St PanteleimonMeyendorff notes that anointing with oil was a common practice among Jewish and pagan physicians in the ancient world. He comments, “thus the Christian practice of using oil was nothing new, simply the Christianization of elements from the cultures in which they lived. This should hardly surprise us, since all the sacraments take as their starting point elements and actions from daily life – washing, eating, drinking, the laying on of hands. … What makes them Christian is their integration with prayer and thanksgiving, their inclusion in the life of the Church and of each of her members.” What a radical way of looking at everyday life! Tiny, mundane activities that we do repeatedly each day can become avenues of grace and blessing if only we approach them as opportunities for giving and receiving the Spirit of God.

True to his Russian emigre heritage, Meyendorff uses a sensitive reading of Leo Tolstoy’s The Death of Ivan Ilych (1886) to show how sickness and suffering are spiritual problems: “The doctor said that his physical suffering was terrible, and that was true; but more terrible than his physical suffering was his moral suffering, and in this lay his chief agony.” Suffering cuts us off from the world of the healthy, it alienates the sick person, makes them feel dependent on others and guilty about being ill, and slowly coaxes them into sin. Forgiveness is a central theme of the service because it reincorporates the sick person back into the church body and overcomes the sin which brought sickness and death into the cosmos to begin with. In this sense, the healing service recapitulates the central message of the gospel which resounds at the end of Holy Week: “Christ is risen from the dead, trampling down death by death, and upon those in the tombs bestowing life.”

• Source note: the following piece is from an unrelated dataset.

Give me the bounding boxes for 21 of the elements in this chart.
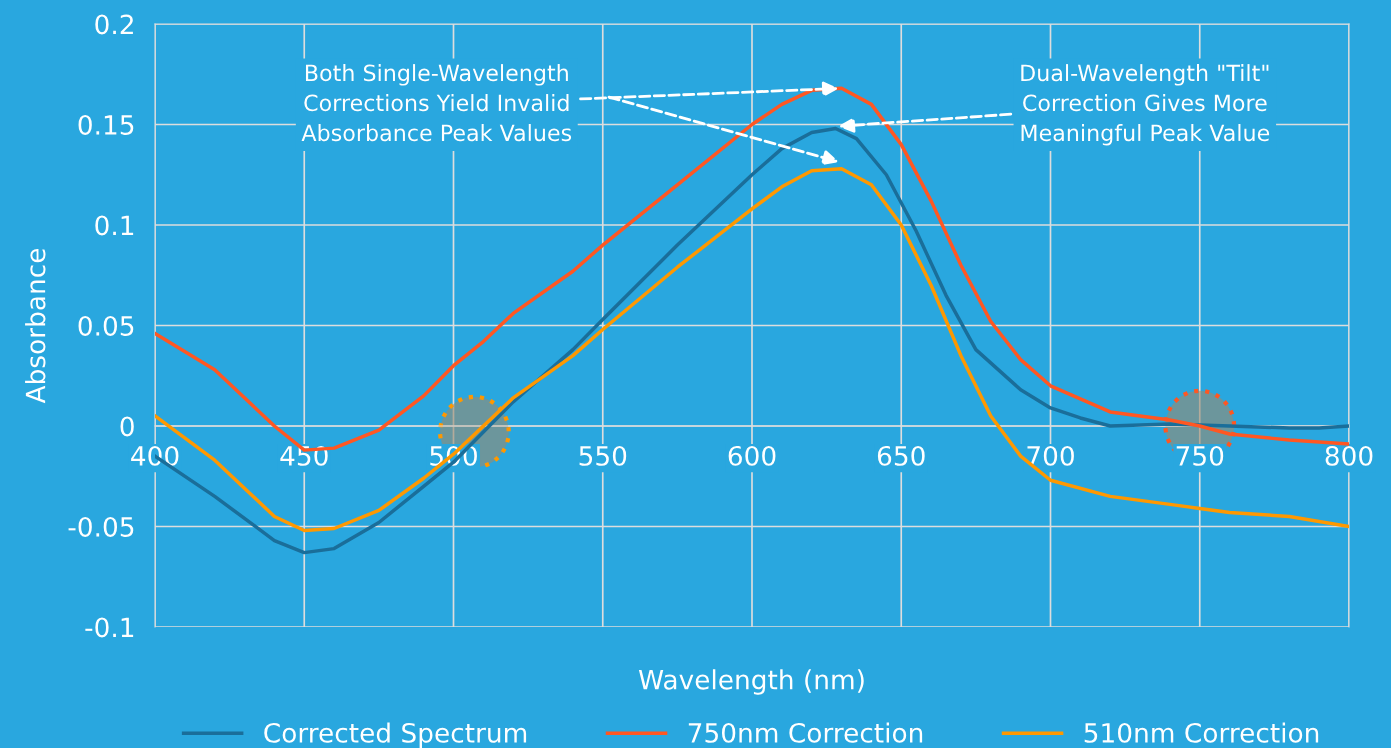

Whether someone is physically healed obviously matters to the sick person, but Meyendorff considers it a relatively minor detail. Hospitals are for dealing with the physical aspects of disease, he argues, but only the Church can holistically both the spiritual and physical aspects of illness. Affirming to someone that they are loved and accepted by those around them, by their Church and by their God is a crucial aspect of any healing process, Meyendorff says, and this is why he believes that anointing the sick is such an important element of pastoral care and should be done far more often than is common practice in most Orthodox parishes.